What is the type and shape of your training data? Especially x_initial_training
and x_pool
, the problem seems to be with those.
For batch sampling, it seems to be that x_initial_training
is actually a 1D array. With expected error reduction, the problem can be the same if the shape of these arrays are different. Can you check these?
x_pool is a numpy array with a shape of (31982, 10, 6) and type float. x_inital_training is a numpy array with a shape of (636, 10, 6) and type float
I'll try to figure out what went wrong soon. Not sure I can look into this during the weekend, but I'll fix this by the end of next week!
Quick update: the bug is definitely in modAL, I am preparing a fix, it will be ready soon!
The fix is in! Now these query strategies work with multidimensional data. You can update your local installation by installing directly from the master branch:
pip install git+https://github.com/modAL-python/modAL.git
Let me know if there is a problem!
A small note. Expected error reduction will only work with scikit-learn models since this requires cloning and retraining the classifier, which might not work with Keras.

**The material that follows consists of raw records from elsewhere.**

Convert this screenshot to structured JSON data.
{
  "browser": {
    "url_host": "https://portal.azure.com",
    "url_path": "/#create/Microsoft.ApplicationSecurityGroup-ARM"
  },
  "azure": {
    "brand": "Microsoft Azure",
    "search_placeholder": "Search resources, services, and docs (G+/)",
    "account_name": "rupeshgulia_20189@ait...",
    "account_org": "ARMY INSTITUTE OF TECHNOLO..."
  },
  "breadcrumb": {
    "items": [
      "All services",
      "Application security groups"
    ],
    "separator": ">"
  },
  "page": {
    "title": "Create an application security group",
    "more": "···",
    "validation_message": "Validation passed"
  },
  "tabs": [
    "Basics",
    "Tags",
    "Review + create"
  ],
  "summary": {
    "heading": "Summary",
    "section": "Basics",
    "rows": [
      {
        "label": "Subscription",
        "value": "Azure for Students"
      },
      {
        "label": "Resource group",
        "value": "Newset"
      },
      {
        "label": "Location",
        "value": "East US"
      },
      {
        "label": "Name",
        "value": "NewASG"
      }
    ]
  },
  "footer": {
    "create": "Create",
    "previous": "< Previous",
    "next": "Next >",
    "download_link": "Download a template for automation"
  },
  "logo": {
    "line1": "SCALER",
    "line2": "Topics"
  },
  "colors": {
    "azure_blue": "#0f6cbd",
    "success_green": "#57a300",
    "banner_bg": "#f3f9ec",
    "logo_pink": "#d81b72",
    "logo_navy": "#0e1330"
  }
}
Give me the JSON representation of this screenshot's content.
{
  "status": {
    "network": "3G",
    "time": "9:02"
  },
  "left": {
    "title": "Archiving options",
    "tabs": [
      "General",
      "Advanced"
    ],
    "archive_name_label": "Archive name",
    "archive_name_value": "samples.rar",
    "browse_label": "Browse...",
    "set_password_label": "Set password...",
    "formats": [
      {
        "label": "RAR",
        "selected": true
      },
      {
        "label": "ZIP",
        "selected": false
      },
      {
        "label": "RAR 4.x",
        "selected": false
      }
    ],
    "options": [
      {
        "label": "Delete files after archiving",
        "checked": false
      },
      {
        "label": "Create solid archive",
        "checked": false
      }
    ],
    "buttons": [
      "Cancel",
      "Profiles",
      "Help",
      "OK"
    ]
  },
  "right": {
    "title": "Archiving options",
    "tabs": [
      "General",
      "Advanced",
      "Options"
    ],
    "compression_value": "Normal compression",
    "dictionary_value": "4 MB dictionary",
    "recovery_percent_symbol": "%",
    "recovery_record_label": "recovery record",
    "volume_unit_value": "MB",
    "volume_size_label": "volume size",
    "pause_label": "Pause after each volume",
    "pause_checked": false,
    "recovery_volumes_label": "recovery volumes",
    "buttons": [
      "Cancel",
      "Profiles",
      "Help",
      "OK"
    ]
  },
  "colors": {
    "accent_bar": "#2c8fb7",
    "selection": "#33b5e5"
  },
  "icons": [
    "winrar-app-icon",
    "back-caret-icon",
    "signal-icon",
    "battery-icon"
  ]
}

I am using keras/tensorflow models with this framework and the activelearner class. As soon as I try to change the query strategy, different errors occur.
What do I have to change to implement the different strategies. The trainings_input is 3D shape. I tried up to now all uncertainty methods of which only the default selection did work. Now I was trying the expected error_reduction strategy, but there occur errors as well.
I am afraid the 3D shape of the training data is killing all the other algorithms, but for a LSTM this kind of shape is required.